Published: 7-Aug-2019

When it comes to hair care product ingredients, ‘natural’ and ‘high-tech’ need not be strangers, writes Jennifer Hirsch

The alchemy that makes one ingredient trend – catching the imagination and attention of formulators, brands and ultimately the public in the same moment – while another sinks without fanfare, is unpredictable.

What we do know is that on the chessboard of product, performance is queen. Ask a consumer to choose between performance and values messages (eg, perceived naturalness, safety, sustainability or price sensitivity) and performance will win out for the majority.

That performance imperative is driving innovation and evolution in plant-based ingredients from functional surfactants and emulsifiers to complex actives combining disparate plant chemistry to deliver performance ingredients that push our understanding of what the natural and naturally-derived can contribute to a formulation.

Hair care, long the bastion of silicones and petroleum-based ingredients, is reaping the benefits of this approach. Even better for the consumer, it’s coming at a mass market price as up-and-coming brands like Noughty Haircare with a £6.99 price point and 97% natural promise challenge titans like Garnier for shelf space and customers.

The latest naturals for hair care

From a millennia-old core of traditional botanical ingredients (essential oils, plant oils, simple extracts) have sprouted two entirely modern families of plant-based ingredients for hair care, both with the aim of delivering performance previously perceived to be the remit of synthetic chemistry.

These are substantiated actives with science-led claims and a percentage inclusion driven by research and testing with a price point to match the effort in creating them; and naturally-derived functional ingredients that compete with synthetic equivalents on performance and price.

While advances in the latter category are happening at a rate of knots, pushing the boundaries of what is possible within the natural envelope, functional ingredients just aren’t sexy contenders for front-of-pack communication.

So when it comes to telling the performance story through a botanical lens, it’s down to substantiated actives. From exciting headline naturals like green rooibos and Trametes versicolor to the more pedestrian wheat bran extracts, an approach to the creation of high-performance natural ingredients that focuses on combining available plant chemistry to target hair issues is making unlikely heroes of mushrooms, ferments and the by-products of refining flour.

The marriage of high-tech extraction techniques and advanced plant chemistry, substantiated actives are complex combinations of plant materials with tested, proven results.

If the science is a challenge to communicate to the customer, then ingredient performance in areas ranging from heat, pollution or UV protection to curl retention and anti-frizz provides compelling natural messaging.


The playing field has been levelled(ish) by advances in ingredients


Conventional hair care has provided the performance benchmark against which natural products were measured. But now that the playing field has been levelled(ish) by advances in functional and active ingredients, new arenas are opening up.

On a planet with a population growing exponentially and natural resources under pressure from every angle, the next evolution in hair care is going to be driven by sustainability. Just as there’s the consumer perception that natural = good/safe/effective/better, there’s the perception that natural = sustainable.

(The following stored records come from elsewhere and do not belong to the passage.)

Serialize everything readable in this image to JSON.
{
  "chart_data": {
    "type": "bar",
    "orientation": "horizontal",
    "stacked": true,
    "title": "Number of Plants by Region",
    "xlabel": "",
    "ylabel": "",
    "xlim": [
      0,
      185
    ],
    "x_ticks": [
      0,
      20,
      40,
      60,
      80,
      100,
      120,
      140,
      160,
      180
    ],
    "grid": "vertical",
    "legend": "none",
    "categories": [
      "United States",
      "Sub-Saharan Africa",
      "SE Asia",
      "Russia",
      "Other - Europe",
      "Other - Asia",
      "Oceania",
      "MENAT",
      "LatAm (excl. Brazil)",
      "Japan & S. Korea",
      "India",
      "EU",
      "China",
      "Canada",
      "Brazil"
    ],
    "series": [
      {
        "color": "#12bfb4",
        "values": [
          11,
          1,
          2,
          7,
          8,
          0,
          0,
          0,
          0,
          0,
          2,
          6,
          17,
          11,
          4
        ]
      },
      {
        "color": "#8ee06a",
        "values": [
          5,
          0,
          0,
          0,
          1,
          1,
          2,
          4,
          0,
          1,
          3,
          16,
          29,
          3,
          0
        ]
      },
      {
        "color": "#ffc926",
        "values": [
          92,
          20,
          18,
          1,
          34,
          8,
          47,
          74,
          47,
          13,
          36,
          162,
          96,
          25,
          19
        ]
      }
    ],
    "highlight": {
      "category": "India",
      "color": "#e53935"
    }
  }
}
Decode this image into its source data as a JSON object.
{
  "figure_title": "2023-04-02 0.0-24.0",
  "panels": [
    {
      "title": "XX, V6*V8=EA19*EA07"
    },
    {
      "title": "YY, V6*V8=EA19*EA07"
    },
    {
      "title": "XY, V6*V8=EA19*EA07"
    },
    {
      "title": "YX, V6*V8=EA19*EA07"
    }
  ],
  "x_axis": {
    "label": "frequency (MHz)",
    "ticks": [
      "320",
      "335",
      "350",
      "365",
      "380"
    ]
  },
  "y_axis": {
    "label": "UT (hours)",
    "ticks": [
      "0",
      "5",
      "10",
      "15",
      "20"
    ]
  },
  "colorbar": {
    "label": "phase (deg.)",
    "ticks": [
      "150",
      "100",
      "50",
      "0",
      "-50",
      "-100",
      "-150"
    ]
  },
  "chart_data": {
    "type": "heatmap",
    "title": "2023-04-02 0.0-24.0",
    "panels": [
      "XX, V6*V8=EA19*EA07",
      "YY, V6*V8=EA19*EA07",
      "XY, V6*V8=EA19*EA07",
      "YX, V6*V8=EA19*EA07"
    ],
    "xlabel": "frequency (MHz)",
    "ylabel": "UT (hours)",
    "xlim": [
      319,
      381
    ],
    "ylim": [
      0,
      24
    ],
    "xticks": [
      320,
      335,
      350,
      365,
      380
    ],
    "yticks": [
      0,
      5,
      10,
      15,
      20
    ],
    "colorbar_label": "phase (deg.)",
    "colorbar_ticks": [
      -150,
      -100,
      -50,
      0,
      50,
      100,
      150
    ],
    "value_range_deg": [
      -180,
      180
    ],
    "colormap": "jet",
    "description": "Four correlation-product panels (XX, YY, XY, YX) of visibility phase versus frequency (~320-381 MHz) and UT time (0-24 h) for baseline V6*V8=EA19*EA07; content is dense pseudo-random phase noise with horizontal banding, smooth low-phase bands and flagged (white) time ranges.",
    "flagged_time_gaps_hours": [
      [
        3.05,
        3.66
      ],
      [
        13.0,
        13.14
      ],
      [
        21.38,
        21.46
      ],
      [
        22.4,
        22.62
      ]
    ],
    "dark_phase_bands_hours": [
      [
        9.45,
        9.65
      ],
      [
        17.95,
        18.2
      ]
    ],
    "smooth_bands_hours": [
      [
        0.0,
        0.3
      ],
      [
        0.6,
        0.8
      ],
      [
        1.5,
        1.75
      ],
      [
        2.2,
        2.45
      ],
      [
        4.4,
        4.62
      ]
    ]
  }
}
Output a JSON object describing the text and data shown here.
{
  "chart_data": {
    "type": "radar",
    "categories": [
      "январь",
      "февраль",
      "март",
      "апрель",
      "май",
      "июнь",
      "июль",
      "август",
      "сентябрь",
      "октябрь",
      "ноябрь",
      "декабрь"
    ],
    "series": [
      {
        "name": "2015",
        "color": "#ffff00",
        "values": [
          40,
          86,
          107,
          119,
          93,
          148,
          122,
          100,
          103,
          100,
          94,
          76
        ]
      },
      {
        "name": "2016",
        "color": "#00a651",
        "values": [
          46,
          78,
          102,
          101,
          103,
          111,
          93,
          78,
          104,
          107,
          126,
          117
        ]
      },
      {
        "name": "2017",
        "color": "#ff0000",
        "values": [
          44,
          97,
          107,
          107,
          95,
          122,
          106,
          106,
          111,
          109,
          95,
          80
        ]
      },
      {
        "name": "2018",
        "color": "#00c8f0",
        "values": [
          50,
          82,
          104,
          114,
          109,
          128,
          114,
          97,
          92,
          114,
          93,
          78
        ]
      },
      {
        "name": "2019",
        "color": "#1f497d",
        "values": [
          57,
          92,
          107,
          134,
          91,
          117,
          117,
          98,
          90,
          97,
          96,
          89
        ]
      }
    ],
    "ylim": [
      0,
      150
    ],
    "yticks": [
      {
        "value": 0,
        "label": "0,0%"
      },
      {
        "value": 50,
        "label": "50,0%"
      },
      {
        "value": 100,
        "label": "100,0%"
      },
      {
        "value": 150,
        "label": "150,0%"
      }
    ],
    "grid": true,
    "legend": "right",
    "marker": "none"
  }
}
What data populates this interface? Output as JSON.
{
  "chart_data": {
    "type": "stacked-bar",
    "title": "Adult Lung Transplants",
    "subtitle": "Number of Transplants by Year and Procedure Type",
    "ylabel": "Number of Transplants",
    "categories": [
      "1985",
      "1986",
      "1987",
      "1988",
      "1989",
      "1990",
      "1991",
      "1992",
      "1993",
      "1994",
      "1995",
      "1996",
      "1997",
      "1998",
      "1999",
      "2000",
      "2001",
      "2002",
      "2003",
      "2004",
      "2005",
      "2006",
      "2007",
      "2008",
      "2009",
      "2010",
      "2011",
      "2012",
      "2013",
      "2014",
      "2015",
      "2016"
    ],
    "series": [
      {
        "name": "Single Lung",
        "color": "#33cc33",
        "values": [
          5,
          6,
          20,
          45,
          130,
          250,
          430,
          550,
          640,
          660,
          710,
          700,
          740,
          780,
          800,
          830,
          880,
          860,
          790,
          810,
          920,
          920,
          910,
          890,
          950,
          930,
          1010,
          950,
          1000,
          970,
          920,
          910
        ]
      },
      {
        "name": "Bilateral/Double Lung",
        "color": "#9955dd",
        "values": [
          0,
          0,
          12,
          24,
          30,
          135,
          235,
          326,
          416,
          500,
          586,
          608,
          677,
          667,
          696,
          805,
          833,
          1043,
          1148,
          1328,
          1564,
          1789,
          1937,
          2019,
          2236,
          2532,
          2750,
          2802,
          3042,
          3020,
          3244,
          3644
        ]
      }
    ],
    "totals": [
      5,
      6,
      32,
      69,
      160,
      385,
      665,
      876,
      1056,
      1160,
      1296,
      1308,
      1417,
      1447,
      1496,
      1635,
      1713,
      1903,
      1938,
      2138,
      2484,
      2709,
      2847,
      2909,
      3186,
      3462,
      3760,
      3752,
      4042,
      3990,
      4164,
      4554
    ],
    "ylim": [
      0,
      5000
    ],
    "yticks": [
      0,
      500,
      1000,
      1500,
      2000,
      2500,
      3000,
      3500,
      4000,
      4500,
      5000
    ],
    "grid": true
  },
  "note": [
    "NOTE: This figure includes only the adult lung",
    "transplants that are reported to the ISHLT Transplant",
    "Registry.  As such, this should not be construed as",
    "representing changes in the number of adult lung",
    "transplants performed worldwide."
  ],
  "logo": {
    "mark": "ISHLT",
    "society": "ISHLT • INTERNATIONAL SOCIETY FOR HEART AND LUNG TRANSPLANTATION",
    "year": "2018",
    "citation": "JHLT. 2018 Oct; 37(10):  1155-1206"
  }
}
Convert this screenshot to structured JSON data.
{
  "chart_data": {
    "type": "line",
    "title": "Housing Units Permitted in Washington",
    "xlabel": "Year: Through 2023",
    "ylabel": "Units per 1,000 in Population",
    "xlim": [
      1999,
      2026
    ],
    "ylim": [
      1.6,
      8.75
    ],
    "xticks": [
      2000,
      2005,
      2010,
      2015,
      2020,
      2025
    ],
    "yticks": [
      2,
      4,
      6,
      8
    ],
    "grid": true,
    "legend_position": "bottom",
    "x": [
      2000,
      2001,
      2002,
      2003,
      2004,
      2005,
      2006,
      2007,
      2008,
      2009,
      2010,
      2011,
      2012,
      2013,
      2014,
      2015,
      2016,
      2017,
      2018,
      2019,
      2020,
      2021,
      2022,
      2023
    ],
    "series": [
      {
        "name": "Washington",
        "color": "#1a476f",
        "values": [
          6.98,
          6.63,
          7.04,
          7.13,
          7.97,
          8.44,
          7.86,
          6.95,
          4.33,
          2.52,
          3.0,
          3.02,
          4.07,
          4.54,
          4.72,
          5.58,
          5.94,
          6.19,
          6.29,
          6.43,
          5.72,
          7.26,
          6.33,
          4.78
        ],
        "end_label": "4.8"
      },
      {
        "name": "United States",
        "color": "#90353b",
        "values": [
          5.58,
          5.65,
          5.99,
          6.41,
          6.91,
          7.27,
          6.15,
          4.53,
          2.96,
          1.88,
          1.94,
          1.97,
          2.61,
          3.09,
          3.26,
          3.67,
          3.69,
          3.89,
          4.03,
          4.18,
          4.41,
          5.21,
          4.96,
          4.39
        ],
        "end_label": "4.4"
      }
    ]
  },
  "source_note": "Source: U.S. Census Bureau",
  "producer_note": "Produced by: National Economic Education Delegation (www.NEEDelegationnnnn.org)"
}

Explaining to the consumer that this isn’t always the case is going to take education and commitment on the part of brands and the industry.

By championing the percentage of synthetic ingredients and educating the consumer on why synthetic is sometimes a better option than natural, small brands like Noughty are leading the way in that education.

Meanwhile, suppliers making substantiated performance actives from by-products of agriculture, who include Vinscience and Symrise, are attacking the challenge from another angle.